The discovery made waves across the country, including in Omaha, Nebraska.
“I never knew him, but I knew of him all my life,” Omaha resident Lu Moss Shirley said.
Shirley is the niece of Leonard David Moss, who was aboard the USS Albacore when it went missing on Nov. 7, 1944.
Moss received a Purple Heart for his service.
“He was always in a picture in my grandmother’s home,” Shirley said.
Moss remained at the center of their home and hearts, though no one knew where the 23-year-old was.
“I don’t know that it was exactly sad, but just looking at him knowing they didn’t know what happened to him.”
In 1944, Moss’ parents received a telegram saying their son was missing.
The following year, they received another letter presuming he and about 85 others on the submarine were lost.
In Omaha, someone else received the same news.
“Back in 1944, a telegram came to Boys Town informing Father Flannagan that the submarine had been sunk and the whereabouts of Patrick had been unknown. For many years we just waited,” said Thomas Lynch, director of community programs for Boys Town.

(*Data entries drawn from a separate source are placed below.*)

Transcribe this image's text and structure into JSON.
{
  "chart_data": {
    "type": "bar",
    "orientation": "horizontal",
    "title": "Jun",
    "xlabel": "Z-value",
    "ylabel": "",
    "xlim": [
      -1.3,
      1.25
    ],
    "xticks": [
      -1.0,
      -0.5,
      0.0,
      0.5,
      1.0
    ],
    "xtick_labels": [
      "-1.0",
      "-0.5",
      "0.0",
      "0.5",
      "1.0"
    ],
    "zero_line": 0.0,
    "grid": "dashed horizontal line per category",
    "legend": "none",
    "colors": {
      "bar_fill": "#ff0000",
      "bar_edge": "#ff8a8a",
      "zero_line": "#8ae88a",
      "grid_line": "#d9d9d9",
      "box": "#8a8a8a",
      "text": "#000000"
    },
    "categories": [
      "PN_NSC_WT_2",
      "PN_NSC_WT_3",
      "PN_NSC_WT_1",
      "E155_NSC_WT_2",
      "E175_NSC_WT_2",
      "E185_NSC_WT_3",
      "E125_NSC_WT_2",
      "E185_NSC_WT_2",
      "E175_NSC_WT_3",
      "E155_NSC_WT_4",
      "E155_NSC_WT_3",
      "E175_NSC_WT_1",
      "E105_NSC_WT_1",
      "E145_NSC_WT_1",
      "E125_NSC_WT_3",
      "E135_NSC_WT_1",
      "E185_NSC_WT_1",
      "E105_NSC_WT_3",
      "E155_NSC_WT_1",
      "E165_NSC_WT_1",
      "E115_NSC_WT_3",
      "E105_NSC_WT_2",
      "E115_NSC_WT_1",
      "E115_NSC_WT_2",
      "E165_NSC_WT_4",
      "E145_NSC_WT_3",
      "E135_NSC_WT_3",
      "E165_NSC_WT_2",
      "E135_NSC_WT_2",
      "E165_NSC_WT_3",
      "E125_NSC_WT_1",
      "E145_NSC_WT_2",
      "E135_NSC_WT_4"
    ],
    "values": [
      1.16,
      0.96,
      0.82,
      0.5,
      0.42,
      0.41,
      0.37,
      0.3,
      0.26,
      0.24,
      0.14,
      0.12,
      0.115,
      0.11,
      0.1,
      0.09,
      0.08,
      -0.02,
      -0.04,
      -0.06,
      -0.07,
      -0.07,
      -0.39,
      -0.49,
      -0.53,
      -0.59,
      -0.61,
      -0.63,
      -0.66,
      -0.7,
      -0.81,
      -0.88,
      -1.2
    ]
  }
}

On Feb. 13, three days before the official announcement, families got an email from Charles Hinman, the director of education for the Pacific Fleet Submarine Museum.
Hinman attached another letter from the Naval History and Heritage Command regarding the discovery of the USS Albacore.
The letter said with the help of a Japanese professor from the University of Tokyo, the USS Albacore was identified.
Shirley said she felt “shock” after hearing of the confirmation.
“My next thought was for my grandmother and grandfather. My grandmother lived 40 years not knowing where he was and what happened to him. They always had that hope that they would know where he was. They know now, as I said, they’re all in heaven rejoicing now. But they didn’t know. So I wish we could’ve told them then,” Shirley described.